Where a ‘Product’ is the output of an organisation, be it a widget, an aeroplane, a process plant, or a service, and where:

"Corporate Intellectual Capital is the sum of retained knowledge that an organisation accumulates in the course of delivering its objectives."

This definition uses the term 'Corporate Intellectual Capital' (CIC), because it is the use and reuse of 'Corporate Intellectual Capital’ that actually delivers an organisation's objectives. This applies to small as well as large businesses; to profit making organisations, non-profit making organisations, and to service providers. When PLM is put in this context, it is easy to see how it can help organisations in general, and engineering companies in particular, drive their business forward.

Corporate Intellectual Capital (CIC) consists of the following:

  1. Product and Process Definition: All the information relating to what the product (or service) is, its specification, how it is designed, manufactured, delivered and supported.

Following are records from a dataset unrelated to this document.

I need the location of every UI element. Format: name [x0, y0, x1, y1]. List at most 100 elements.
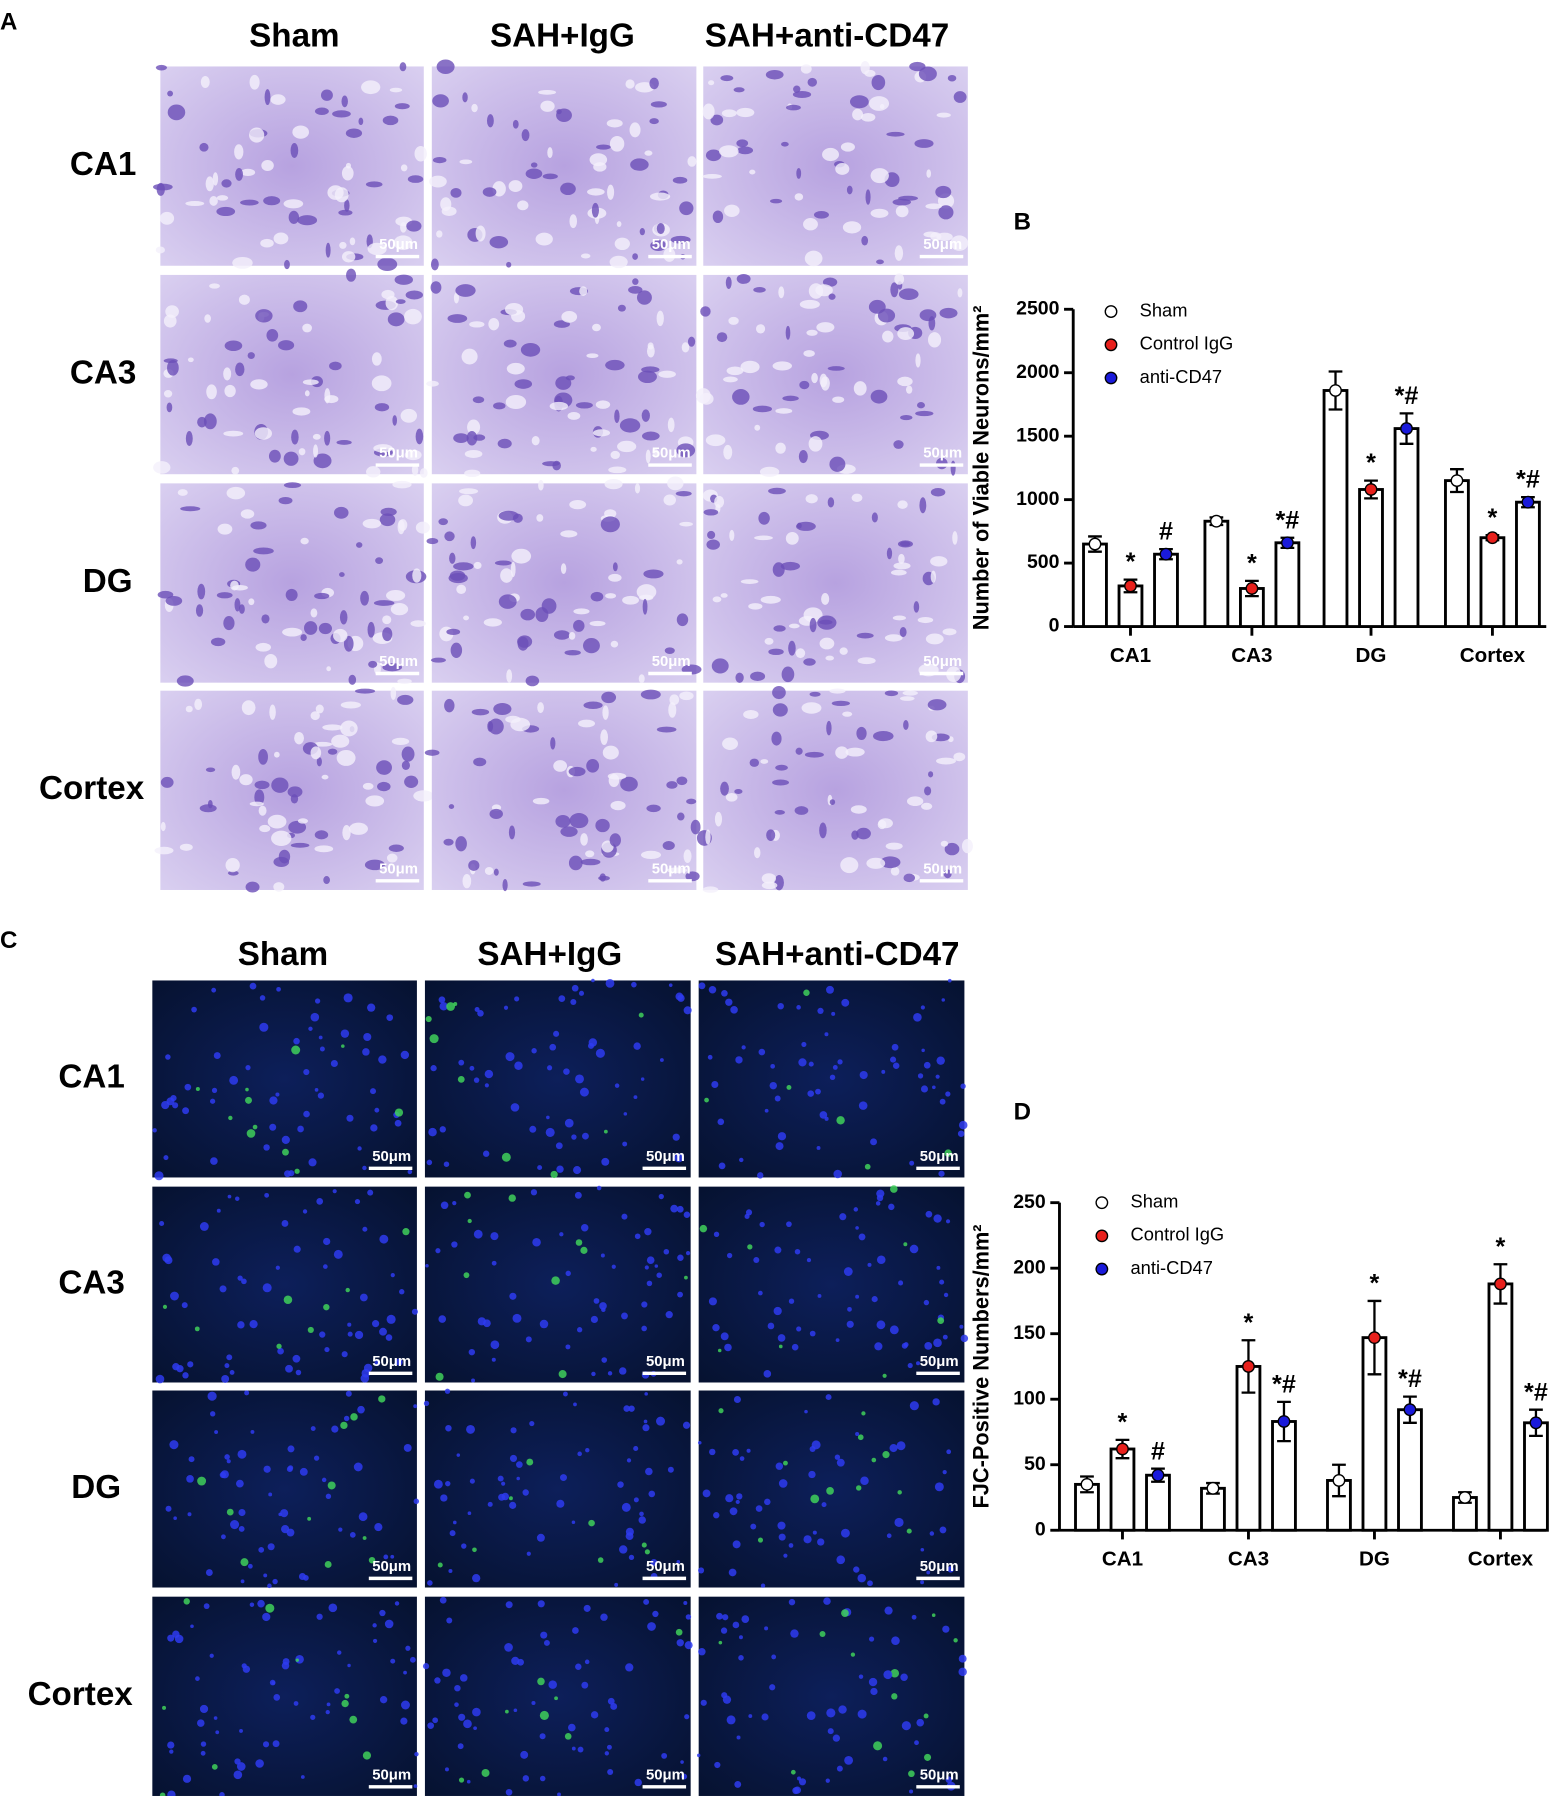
cell — [639, 594, 654, 601]
nucleus — [564, 1733, 572, 1740]
cell — [676, 443, 696, 458]
nucleus — [663, 1248, 670, 1255]
cell — [412, 568, 422, 583]
mean-dot — [1332, 1474, 1346, 1487]
nucleus — [295, 1369, 302, 1376]
significance-marker: * — [1244, 1309, 1254, 1337]
nucleus — [886, 1533, 892, 1539]
cell — [341, 251, 356, 263]
cell — [792, 90, 812, 99]
micrograph: 50μm — [426, 476, 702, 687]
nucleus — [341, 1699, 349, 1708]
cell — [813, 210, 829, 219]
cell — [165, 595, 183, 606]
cell — [764, 637, 774, 645]
scale-bar-label: 50μm — [646, 1149, 685, 1165]
cell — [401, 760, 410, 771]
legend-label: Control IgG — [1140, 333, 1234, 354]
cell — [298, 448, 306, 456]
cell — [530, 162, 538, 168]
nucleus — [736, 1493, 743, 1500]
cell — [568, 766, 586, 777]
nucleus — [675, 992, 684, 1001]
cell — [560, 182, 576, 196]
nucleus — [233, 1770, 243, 1780]
nucleus — [509, 1496, 513, 1501]
nucleus — [836, 1555, 846, 1565]
nucleus — [745, 1209, 753, 1216]
legend-marker — [1095, 1196, 1109, 1210]
cell — [522, 881, 541, 887]
mean-dot — [1209, 514, 1223, 528]
cell — [687, 156, 697, 167]
cell — [957, 288, 963, 298]
nucleus — [650, 1559, 658, 1566]
nucleus — [623, 1405, 630, 1412]
cell — [914, 139, 934, 148]
nucleus — [643, 1419, 648, 1424]
cell — [446, 628, 461, 635]
cell — [432, 156, 447, 164]
nucleus — [343, 993, 353, 1003]
cell — [811, 372, 818, 384]
nucleus — [606, 1744, 612, 1750]
nucleus — [532, 1238, 541, 1247]
cell — [292, 125, 310, 139]
cell — [569, 499, 587, 510]
nucleus — [680, 1760, 684, 1764]
nucleus — [890, 1668, 900, 1678]
nucleus — [823, 1597, 831, 1605]
nucleus — [640, 1077, 645, 1081]
cell — [200, 76, 210, 89]
nucleus — [674, 1153, 684, 1163]
cell — [856, 726, 867, 741]
nucleus — [526, 1551, 531, 1556]
cell — [617, 304, 626, 312]
nucleus — [817, 1538, 825, 1546]
nucleus — [513, 1708, 518, 1713]
cell — [320, 89, 333, 101]
cell — [471, 708, 490, 716]
nucleus — [173, 1516, 177, 1520]
mean-dot — [1280, 536, 1294, 550]
cell — [913, 601, 920, 613]
nucleus — [607, 1371, 613, 1376]
cell — [327, 748, 338, 755]
cell — [323, 876, 330, 884]
nucleus — [211, 1087, 218, 1094]
cell — [952, 531, 958, 545]
bar — [1203, 519, 1230, 628]
nucleus — [490, 1340, 500, 1350]
cell — [385, 295, 399, 311]
nucleus — [942, 1625, 950, 1633]
nucleus — [229, 1370, 235, 1375]
nucleus — [911, 1614, 917, 1620]
cell — [486, 114, 494, 128]
cell — [285, 588, 298, 601]
cell — [497, 438, 512, 449]
nucleus — [864, 1163, 871, 1170]
cell — [226, 486, 246, 500]
nucleus — [732, 1540, 741, 1549]
cell — [216, 206, 236, 217]
cell — [234, 598, 241, 612]
cell — [467, 419, 481, 435]
nucleus — [228, 1115, 233, 1121]
nucleus — [760, 1583, 766, 1588]
nucleus — [514, 1061, 523, 1070]
cell — [923, 231, 938, 238]
cell — [723, 376, 738, 383]
nucleus — [219, 1285, 227, 1293]
cell — [341, 165, 354, 181]
nucleus — [882, 1756, 888, 1762]
nucleus — [932, 1085, 936, 1090]
cell — [898, 288, 919, 300]
cell — [721, 109, 737, 118]
nucleus — [414, 1751, 419, 1757]
cell — [752, 405, 773, 413]
cell — [455, 284, 476, 297]
cell — [231, 584, 248, 591]
significance-marker: # — [1151, 1437, 1165, 1465]
panel-label: A — [0, 8, 17, 35]
cell — [819, 822, 827, 839]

  2. Product History: Any information relating to what the organisation has done in the past that is of relevance for the delivery of the organisation’s objectives, e.g. audit trails required for legal or regulatory purposes, archives relating to past products.

  3. Best Practice: Encapsulates experience gathered by the organisation in the course of the delivery of its objectives.

The optimum way to manage each of these components varies from one organisation to another. A PLM solution should therefore be assessed on its effectiveness in managing all three components through the ‘Product’ lifecycle.